New signs show changes in speed limits on Las Vegas highways
Sammy Hagar told the world on his “VOA” album that he couldn’t drive 55.
Well if the former Van Halen lead singer traveled along portions of Interstate 15 and U.S. 95 in Las Vegas, he would find new dynamic messaging boards that might tell him he can’t drive 45 either. Or even 40 if conditions aren’t right.
The 42 signs of various sizes were installed with the nearly $1 billion Project Neon, which wrapped up last year, but the signs have been fully operational only since late March.
With the newness of the signage, motorists are still unsure about some of the features, namely the ability for speed limits to fluctuate during certain situations.
The signs allow the system to automatically reduce the posted speed limits for vehicles approaching areas of traffic congestion, a crash, construction or a special event.
“What people see on the large signs, speed limits, arrows and things like that is based on the detection system that has been in place for a while,” said Brian Hoeft, director of the Regional Transportation of Southern Nevada’s Freeway and Arterial System of Transportation Operations. “That is the same system that is used to post the travel times.”
The system can detect vehicle speed and volume and uses that data to calculate the appropriate speed limit.
The speed limits can vary up to 30 mph from the usual 65 mph speed limit, meaning they can drop as low as 35 mph, Hoeft said.
Also, if a crash or incident is affecting only general-purpose lanes, the speed limit in the high occupancy vehicle lane could remain higher.
“The HOV lanes could still have more capacity than an impacted general purpose lane,” said Theresa Gaisser, engineering manager for RTC. “There may be up to a 15 mph difference in the speed limits posted over the HOV versus general purpose.”
When a crash or construction occurs, the traffic management center will add an “X” to the affected lane, to alert drivers ahead of reaching that point.

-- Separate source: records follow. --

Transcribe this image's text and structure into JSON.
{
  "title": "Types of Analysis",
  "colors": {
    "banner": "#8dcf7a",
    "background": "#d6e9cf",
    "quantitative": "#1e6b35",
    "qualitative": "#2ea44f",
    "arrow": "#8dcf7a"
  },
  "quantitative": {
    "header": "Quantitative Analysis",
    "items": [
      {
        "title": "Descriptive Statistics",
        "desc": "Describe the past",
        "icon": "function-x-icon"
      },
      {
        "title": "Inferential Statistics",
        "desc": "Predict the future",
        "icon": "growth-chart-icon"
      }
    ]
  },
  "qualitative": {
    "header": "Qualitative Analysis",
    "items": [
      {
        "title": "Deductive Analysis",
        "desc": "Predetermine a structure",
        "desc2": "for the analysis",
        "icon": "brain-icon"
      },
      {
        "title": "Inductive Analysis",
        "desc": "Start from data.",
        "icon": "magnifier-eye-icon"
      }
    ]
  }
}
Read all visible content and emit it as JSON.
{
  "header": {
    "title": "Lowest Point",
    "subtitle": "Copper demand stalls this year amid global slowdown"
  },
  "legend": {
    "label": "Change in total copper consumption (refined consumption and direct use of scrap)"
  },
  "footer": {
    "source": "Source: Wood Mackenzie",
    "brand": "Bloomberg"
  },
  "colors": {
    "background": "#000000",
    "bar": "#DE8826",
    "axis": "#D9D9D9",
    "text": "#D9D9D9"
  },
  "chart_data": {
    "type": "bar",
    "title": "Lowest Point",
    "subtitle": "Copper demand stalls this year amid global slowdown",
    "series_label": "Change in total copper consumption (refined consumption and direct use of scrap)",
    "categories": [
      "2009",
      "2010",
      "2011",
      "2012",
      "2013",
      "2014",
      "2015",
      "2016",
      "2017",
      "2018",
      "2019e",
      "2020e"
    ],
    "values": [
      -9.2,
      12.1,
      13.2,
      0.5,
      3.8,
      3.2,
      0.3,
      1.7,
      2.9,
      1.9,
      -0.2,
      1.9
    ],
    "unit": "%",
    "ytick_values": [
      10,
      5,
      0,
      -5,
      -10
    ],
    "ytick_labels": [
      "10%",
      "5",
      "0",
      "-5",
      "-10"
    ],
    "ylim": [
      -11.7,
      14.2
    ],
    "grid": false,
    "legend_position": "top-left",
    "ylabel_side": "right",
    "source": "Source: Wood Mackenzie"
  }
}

“This is all in the interest of making sure our roads are safe, and we want to make sure we’re providing the proper capacity and we’re trying to address and alleviate congestion as much as possible,” Hoeft said.
“So if the speed can slow down a group of vehicles to harmonize the flow of traffic, there’s opportunities to improve the safety and the efficiency.”
Hoeft and his team are happy with the new messaging signs and the system surrounding them. That said, with traffic counts lower along the freeways because of COVID-19-related impacts, they still haven’t been able to test the new additions fully.
“Freeway volumes in June have picked up, so we’ve seen these signs activated and used a lot more,” Hoeft said. “As that data comes in, we’re able to say, ‘How does this data compare to previous times?’ The one challenge right now is our volumes have been so low that we can’t do a direct volumes-to-volumes comparison yet.”